Sob este prisma, necessário ressaltar que o inciso I do art. 1º da CF/88 aponta a soberania como um dos fundamentos da República, ao passo que o art. 4º da Carta Magna indica a independência nacional como um dos princípios que regem a República Federativa do Brasil em suas relações internacionais. Com fundamento nos mencionados dispositivos constitucionais, entende se que compete à Administração o controle de entrada e saída de estrangeiros no Brasil, momento que precede todas as demais situações pelas quais o cidadão advindo do exterior passará após sua entrada em território nacional.

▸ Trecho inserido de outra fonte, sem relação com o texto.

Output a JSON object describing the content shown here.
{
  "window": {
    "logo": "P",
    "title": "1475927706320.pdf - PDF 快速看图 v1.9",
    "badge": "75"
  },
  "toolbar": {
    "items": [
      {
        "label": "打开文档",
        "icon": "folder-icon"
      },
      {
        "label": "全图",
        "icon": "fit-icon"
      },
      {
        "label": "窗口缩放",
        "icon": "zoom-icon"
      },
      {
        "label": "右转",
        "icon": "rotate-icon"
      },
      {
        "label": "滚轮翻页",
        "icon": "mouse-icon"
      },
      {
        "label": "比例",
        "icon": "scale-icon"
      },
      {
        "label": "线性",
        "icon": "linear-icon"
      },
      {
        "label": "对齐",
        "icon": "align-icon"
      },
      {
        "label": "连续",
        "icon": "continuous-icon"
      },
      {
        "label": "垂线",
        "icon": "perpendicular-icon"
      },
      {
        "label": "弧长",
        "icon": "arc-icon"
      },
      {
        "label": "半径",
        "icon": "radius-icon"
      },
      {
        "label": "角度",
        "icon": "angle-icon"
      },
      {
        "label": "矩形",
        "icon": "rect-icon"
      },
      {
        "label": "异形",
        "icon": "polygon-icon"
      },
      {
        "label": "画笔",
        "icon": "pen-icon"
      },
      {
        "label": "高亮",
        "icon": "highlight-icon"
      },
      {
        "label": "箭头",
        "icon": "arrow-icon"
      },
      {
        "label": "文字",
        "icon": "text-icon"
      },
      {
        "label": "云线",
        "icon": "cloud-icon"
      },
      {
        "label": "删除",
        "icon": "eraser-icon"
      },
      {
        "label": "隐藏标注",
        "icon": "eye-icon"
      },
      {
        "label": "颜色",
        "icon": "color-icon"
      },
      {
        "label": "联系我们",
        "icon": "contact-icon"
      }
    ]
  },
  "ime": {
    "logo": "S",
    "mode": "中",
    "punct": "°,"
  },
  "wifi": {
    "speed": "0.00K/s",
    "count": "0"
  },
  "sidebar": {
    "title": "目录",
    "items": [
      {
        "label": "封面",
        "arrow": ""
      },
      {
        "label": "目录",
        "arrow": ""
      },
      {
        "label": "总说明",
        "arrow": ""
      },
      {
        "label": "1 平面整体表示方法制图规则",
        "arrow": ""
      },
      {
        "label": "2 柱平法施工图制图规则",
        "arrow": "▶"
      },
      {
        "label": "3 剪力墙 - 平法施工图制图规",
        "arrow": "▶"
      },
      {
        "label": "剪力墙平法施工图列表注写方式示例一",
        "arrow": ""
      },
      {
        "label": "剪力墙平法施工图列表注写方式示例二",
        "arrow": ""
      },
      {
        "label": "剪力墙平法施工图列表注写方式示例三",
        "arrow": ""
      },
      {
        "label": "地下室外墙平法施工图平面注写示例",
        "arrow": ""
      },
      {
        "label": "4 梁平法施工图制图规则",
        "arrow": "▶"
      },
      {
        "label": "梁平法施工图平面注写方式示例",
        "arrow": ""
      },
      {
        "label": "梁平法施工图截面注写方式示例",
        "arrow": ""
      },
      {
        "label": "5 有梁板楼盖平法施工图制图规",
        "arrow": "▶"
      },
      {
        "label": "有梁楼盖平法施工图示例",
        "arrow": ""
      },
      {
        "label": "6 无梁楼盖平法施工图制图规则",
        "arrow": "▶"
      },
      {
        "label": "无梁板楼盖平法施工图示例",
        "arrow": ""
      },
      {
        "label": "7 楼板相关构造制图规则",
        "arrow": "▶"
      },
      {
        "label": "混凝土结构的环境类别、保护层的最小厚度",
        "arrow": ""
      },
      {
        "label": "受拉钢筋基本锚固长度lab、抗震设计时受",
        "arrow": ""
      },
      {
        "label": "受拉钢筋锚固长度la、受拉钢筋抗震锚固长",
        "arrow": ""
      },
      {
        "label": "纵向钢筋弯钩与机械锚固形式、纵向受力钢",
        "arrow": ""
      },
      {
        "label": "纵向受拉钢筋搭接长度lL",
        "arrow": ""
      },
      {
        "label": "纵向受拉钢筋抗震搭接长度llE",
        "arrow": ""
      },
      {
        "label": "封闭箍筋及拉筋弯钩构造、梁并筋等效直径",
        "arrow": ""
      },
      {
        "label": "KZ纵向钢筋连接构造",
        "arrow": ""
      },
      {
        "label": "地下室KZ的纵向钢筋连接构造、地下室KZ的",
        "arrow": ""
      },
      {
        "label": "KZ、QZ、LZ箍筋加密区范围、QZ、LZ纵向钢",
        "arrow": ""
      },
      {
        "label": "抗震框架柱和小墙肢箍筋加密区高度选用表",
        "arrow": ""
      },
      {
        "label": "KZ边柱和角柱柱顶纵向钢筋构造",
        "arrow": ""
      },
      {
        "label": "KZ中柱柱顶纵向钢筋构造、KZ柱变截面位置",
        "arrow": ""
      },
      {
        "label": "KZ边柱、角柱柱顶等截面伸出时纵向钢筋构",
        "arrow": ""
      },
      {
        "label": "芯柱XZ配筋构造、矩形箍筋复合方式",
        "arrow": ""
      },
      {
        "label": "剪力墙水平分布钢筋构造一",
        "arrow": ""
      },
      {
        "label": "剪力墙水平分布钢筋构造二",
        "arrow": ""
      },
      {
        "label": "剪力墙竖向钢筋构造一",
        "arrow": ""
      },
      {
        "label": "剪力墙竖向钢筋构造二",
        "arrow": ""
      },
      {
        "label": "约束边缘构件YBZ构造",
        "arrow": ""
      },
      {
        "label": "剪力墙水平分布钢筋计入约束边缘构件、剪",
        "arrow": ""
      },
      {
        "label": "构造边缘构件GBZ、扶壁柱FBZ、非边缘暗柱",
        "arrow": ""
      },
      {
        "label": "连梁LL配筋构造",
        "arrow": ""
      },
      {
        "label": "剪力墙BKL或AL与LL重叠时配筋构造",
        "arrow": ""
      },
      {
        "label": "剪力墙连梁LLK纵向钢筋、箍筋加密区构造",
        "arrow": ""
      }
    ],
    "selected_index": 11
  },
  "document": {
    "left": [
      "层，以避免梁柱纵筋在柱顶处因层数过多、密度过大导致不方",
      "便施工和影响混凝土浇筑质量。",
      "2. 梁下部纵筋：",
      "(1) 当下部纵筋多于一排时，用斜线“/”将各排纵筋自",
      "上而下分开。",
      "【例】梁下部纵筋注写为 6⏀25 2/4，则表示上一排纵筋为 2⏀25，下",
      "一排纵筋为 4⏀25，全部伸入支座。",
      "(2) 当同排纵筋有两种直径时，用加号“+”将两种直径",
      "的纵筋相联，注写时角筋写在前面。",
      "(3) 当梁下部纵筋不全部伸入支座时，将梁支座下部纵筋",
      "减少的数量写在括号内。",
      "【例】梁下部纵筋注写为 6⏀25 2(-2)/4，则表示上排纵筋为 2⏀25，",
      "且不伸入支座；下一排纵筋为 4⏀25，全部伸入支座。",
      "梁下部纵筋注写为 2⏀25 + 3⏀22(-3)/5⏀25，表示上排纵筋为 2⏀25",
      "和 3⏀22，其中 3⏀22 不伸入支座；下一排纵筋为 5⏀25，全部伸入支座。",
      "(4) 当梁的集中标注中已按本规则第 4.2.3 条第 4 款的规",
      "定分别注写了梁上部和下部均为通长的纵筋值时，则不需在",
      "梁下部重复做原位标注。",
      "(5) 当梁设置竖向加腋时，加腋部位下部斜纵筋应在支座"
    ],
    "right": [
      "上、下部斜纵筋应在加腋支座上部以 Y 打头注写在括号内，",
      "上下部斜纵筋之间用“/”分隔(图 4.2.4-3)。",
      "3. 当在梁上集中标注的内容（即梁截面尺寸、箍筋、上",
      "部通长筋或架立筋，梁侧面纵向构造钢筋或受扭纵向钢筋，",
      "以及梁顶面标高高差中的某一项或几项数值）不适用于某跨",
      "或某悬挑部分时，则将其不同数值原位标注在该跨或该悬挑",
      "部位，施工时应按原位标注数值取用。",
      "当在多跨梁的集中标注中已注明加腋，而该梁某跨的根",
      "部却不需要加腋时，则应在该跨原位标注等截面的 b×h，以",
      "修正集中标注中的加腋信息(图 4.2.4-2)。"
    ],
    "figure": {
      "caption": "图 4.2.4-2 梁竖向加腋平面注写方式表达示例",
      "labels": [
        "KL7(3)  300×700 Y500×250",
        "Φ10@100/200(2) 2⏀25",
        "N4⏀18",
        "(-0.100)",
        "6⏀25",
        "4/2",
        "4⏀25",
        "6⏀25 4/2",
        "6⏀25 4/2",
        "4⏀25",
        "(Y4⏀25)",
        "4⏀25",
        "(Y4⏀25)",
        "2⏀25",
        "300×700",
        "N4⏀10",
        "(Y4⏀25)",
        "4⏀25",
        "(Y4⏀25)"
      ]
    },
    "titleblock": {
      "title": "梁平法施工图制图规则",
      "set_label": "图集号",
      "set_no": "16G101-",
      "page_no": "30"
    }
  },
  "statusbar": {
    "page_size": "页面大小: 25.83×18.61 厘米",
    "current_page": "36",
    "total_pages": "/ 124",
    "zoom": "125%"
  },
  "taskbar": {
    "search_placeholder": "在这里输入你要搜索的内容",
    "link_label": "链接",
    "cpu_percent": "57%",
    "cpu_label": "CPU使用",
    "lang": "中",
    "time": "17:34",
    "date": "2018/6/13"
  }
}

Dessa forma, tenho que não há como prosperar o pedido deduzido pelos autores da demanda originária, de ingresso no território brasileiro independentemente da apresentação de visto. De fato, os estrangeiros que pretendem ingressar em território nacional, ainda mais com ânimo de permanência, devem sujeitar-se às regras estabelecidas para tanto.
[...]
Nesse contexto, para se chegar a conclusão diversa da adotada na origem, seria imprescindível reavaliar as premissas fáticas que embasaram o acórdão recorrido – notadamente quanto à alegada deficiência do serviço consular brasileiro no exterior, à efetiva impossibilidade de acesso aos meios administrativos de solicitação de visto e à configuração de eventual omissão administrativa apta a justificar a intervenção judicial –, providência vedada em sede de recurso extraordinário, por força do óbice do enunciado n. 279 da Súmula do Supremo Tribunal Federal.
Ademais, eventual ofensa à Constituição, se existente, seria indireta ou reflexa, uma vez que dependeria da reinterpretação da legislação infraconstitucional aplicável, em especial da Lei n. 13.445/2017 (Lei de Migração) e dos atos normativos que regem a política migratória brasileira.
Por fim, registro que o recorrente não se desincumbiu do ônus de demonstrar a existência de repercussão geral, nos termos do que determina o § 2º do art. 1.035 do Código de Processo Civil.
Argumentações genéricas que não demonstrem, no caso específico, questões relevantes do ponto de vista econômico, político, social ou jurídico, a transcender os interesses dos sujeitos processuais, desatendem à exigência prevista no art. 102, § 3º da Constituição Federal, c/c o art. 1.035, §§ 1º e 2º, do Código de Processo Civil.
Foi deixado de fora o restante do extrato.